Abel Makkonen Tesfaye was born on February 16, 1990, in Scarborough, Ontario, raised by his Ethiopian mother and grandmother, largely without his father — a void that later echoed through his lyrics. At 17, he dropped out of high school, left home, and started couch-surfing around Toronto while writing songs nobody had heard yet. He began releasing music anonymously in 2009, with a collection of leaked demos simply titled “The Noise.” Tracks like “Love Through Her” and “Material Girl” attracted interest from listeners online, establishing the dark R&B sound and hedonistic themes The Weeknd would become known for. He uploaded songs to YouTube without a photo, without a press release, and without a name anyone could attach to a face. The mystery was not a marketing strategy. It was just how he operated.
What happened next was one of the most organic rises in modern music history. In 2011, Tesfaye capitalized on the buzz generated by his first releases by putting out a flurry of additional mixtapes — ‘House of Balloons’, ‘Thursday’, and ‘Echoes of Silence’ — which he would later repackage into the platinum compilation album ‘Trilogy’. The Weeknd’s first entry on the Billboard Hot 100, the haunting “Wicked Games,” opened with waves crashing and his signature falsetto layered on top. The painful but alluring lyrics, plucked straight out of the Tumblr generation where he thrived, earned the track triple platinum status. ‘House of Balloons’ was never even intended to be an R&B project — its architects called heavily upon dream pop and post-punk to lay the groundwork for what would become one of popular music’s most successful disruptors. The underground loved it immediately and the mainstream was about to catch up.
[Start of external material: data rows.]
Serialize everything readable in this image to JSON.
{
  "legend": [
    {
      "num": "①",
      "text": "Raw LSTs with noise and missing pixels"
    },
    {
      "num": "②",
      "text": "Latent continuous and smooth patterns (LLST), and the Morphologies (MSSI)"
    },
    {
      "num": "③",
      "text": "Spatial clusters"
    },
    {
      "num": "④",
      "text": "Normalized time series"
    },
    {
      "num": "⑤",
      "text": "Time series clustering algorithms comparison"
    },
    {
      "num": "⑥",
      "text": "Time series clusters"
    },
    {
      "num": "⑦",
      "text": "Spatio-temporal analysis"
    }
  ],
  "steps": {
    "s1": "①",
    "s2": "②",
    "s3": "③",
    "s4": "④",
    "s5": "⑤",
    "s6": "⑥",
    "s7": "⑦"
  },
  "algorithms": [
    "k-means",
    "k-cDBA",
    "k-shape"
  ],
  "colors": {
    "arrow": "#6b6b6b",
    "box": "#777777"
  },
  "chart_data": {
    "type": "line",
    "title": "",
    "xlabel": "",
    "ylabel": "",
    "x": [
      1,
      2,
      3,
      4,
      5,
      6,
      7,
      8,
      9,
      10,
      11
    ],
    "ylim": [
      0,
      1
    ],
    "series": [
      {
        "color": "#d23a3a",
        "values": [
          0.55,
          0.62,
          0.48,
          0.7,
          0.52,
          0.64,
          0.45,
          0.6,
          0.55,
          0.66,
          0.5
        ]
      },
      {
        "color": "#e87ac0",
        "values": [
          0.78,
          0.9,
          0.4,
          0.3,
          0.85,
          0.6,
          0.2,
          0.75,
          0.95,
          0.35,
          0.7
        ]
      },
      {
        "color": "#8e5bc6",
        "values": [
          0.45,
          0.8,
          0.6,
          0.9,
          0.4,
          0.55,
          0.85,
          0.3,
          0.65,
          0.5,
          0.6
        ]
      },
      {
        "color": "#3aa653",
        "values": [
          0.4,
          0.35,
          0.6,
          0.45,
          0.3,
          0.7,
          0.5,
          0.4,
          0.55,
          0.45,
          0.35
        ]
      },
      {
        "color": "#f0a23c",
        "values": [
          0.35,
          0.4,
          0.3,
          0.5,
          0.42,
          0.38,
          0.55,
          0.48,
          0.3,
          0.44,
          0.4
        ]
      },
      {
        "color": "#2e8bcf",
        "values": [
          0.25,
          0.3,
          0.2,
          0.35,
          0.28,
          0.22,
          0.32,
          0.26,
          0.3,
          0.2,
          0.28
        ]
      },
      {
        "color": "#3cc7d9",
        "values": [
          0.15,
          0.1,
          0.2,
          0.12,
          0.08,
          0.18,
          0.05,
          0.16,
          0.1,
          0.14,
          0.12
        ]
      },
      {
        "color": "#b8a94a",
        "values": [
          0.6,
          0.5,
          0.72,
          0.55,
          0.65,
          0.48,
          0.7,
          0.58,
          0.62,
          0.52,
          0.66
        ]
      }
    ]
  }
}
The transition from cult favourite to global force happened album by album, each one a deliberate expansion of the sonic and commercial territory he was willing to claim. ‘Beauty Behind the Madness’ in 2015 launched him into stadiums. ‘Starboy’ in 2016 refined the sound with Daft Punk and delivered one of the defining pop records of the decade. Then came ‘After Hours’ in 2020, and with it, “Blinding Lights” — the first song to reach five billion streams on Spotify. His Super Bowl LV halftime show in 2021 drew 96.5 million viewers, blending spectacle with personal narrative in a performance that felt less like a halftime show and more like a cinematic statement. He has become the architect of modern pop’s darker, more cinematic turn.
What separates The Weeknd from his contemporaries is not just the music but the world-building. Every album era arrives with its own visual identity, its own emotional logic, its own colour palette. The bandaged face of the ‘After Hours’ era. The radio static of ‘Dawn FM’. ‘Hurry Up Tomorrow’ in 2025, which dropped alongside a film starring Jenna Ortega and Barry Keoghan, capping the trilogy and expanding his storytelling into a full multimedia universe. After spending 15 years building his reputation as the dark prince of pop, he is now in the process of making a major career shift, dropping The Weeknd stage name in favour of his real name, Abel Tesfaye. It is exactly the kind of move that makes sense for an artist who has never been interested in standing still.
In 2025 alone, his total streams exceeded 20 billion globally. He has notched ten number-one hits on the Billboard Hot 100. He has sold over 120 million records worldwide and built a career estimated at $300 million. None of those numbers, impressive as they are, quite capture what he actually did. He took the darkest corners of R&B, the loneliest hours of the night, the parts of human experience that pop music usually polishes away, and he put them at the centre of some of the biggest songs of the last fifteen years. His ability to evolve — from the hazy drug anthems of ‘House of Balloons’ to the polished pop of ‘Dawn FM’ — keeps him ahead of trends he helps create. That is not an accident. That is a career built exactly the way he intended, from the very first anonymous upload in a city where nobody knew his name yet.